Willy fetched the PPIs from our meal yesterday at Thai Heritage from the garage fridge and heated himself a plate filled with some of the shrimp Pad Thai, the green curry chicken, and the tempura vegetables.

We took everything out to the patio table near the blooming wisteria that smelled delightful.  Suzette
sat on the east side of the table and kept commenting on the brilliance of the sunset as it progressed toward a golden pink that finally seemed to consume the entire atmosphere around us.  We finished
dinner shortly after the sun set and the temperature began to drop, so we retreated into the house.

After we retreated into the house we watched TV. At 9:00 we turned on the new Masterpiece Theater Mystery series, “The Unforgotten” and watched what I assume was the first episode as it introduced plot and character after plot and character until 10:00.


I served bowls of the still warm clafoutis.  Suzette took a snifter of cognac and I took a snifter of Calvados we brought back from our 2003 trip to France that we bought in a wine shop in St. Emillon.  It only seemed to have improved with age.  There was about ¼ of the bottle left.  I remember the first time I sipped a similarly old aged Calvados.  It was on Suzette and my first trip together to France in 1998, I think.  Candice had booked our itinerary and we had selected several hoteles du silence. The first one we stayed in was in a wood on the north side of the Marne Valley near Rheims.  We enjoyed a fabulous meal in the hotel’s dining room (I recall that my appetizer was a thick slice of foie gras terrine with a whole peach baked into it) and decided to splurge and end our meal  by sharing a glass of Calvados.  Our waiter brought out an ancient double magnum bottle sitting on its own cart in a wooden holder that had been sealed in wax similar to the bottle tonight but much older and full of cobwebs.  When our waiter poured our drink into the snifter from the large bottle there remained less
than a drink’s worth of Calvados in the bottle, so he smiled and said something in French and poured the rest of the bottle into our snifter.  That was the first time I had aged Calvados.  Tonight’s dark nutty, slightly sweet, yet bracing sip of calvados that must be at least thirty years old reminded me of that calvados. And we have ¼ of the bottle left.

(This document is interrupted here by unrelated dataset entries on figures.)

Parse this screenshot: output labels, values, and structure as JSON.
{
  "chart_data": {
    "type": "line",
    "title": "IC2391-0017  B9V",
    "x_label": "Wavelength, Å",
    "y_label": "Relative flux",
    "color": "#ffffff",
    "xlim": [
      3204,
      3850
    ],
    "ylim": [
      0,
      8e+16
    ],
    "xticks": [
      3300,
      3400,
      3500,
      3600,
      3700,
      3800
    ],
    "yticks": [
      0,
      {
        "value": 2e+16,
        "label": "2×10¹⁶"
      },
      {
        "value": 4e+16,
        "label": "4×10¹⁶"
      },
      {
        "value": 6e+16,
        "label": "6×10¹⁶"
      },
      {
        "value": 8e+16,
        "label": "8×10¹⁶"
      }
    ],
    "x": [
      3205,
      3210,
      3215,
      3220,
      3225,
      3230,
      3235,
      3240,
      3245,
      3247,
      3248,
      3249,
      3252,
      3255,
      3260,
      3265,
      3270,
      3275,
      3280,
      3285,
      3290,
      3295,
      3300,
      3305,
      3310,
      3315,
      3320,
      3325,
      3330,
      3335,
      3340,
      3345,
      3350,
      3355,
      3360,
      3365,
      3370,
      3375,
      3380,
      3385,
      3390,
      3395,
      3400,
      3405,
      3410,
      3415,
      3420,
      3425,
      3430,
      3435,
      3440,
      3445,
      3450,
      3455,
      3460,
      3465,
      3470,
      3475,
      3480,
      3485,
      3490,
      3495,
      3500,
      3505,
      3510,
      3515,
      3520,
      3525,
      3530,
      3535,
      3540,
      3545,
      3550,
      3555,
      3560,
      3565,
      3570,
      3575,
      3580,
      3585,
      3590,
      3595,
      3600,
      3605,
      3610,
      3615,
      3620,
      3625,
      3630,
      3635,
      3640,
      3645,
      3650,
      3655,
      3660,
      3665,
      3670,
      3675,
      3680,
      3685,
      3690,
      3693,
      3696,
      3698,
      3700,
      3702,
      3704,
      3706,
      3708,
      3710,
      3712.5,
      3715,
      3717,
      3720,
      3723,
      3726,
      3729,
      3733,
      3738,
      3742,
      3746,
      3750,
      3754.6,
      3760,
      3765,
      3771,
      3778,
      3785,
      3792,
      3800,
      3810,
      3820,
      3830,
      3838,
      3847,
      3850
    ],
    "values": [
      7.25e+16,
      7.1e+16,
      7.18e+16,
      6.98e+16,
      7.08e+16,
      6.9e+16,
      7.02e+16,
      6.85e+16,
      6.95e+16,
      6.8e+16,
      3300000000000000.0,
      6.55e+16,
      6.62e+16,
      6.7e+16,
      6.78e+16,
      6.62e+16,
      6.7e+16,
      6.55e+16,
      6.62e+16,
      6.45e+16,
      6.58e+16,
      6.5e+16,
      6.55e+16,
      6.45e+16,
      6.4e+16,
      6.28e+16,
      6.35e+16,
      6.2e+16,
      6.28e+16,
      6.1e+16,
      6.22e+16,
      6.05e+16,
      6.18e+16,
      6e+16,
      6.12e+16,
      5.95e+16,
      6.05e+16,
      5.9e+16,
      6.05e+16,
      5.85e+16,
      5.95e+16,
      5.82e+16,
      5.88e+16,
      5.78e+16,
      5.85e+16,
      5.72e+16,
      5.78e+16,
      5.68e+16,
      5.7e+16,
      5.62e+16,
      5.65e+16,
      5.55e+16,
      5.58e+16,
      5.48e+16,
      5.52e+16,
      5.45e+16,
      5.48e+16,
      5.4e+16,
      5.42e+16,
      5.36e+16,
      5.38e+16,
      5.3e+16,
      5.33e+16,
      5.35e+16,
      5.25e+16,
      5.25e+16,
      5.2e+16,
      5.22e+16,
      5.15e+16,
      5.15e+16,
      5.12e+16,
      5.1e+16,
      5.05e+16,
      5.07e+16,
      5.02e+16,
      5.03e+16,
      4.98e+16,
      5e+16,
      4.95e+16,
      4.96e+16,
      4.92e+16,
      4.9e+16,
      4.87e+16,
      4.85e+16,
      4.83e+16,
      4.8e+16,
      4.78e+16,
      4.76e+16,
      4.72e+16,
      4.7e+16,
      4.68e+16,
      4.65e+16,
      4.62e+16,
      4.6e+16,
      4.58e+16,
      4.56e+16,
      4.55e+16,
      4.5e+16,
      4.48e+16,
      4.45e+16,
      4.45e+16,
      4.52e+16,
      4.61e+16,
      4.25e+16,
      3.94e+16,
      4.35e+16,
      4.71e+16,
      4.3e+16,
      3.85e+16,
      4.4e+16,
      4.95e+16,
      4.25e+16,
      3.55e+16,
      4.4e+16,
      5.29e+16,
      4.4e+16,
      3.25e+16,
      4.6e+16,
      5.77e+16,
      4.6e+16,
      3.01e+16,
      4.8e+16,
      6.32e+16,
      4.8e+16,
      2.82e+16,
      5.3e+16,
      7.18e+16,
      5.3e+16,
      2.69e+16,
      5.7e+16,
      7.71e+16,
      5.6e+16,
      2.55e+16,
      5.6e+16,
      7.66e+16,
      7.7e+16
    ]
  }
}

The Clafoutis also was a surprise. When I spooned some of it into bowls, its texture was moist, almost wet.  I wonder if letting it cool in the oven helped achieve that delicious moist texture.

Willy left at 10:00 and we went to bed.

It was a great day.

As I write this a bit after 3:00 a.m. I feel no pain in my legs.  I achieved a rhythm as I rode that I recall having before my accident last May.  Things are definitely getting better, but I still must resist the urge to escalate my exercise too rapidly.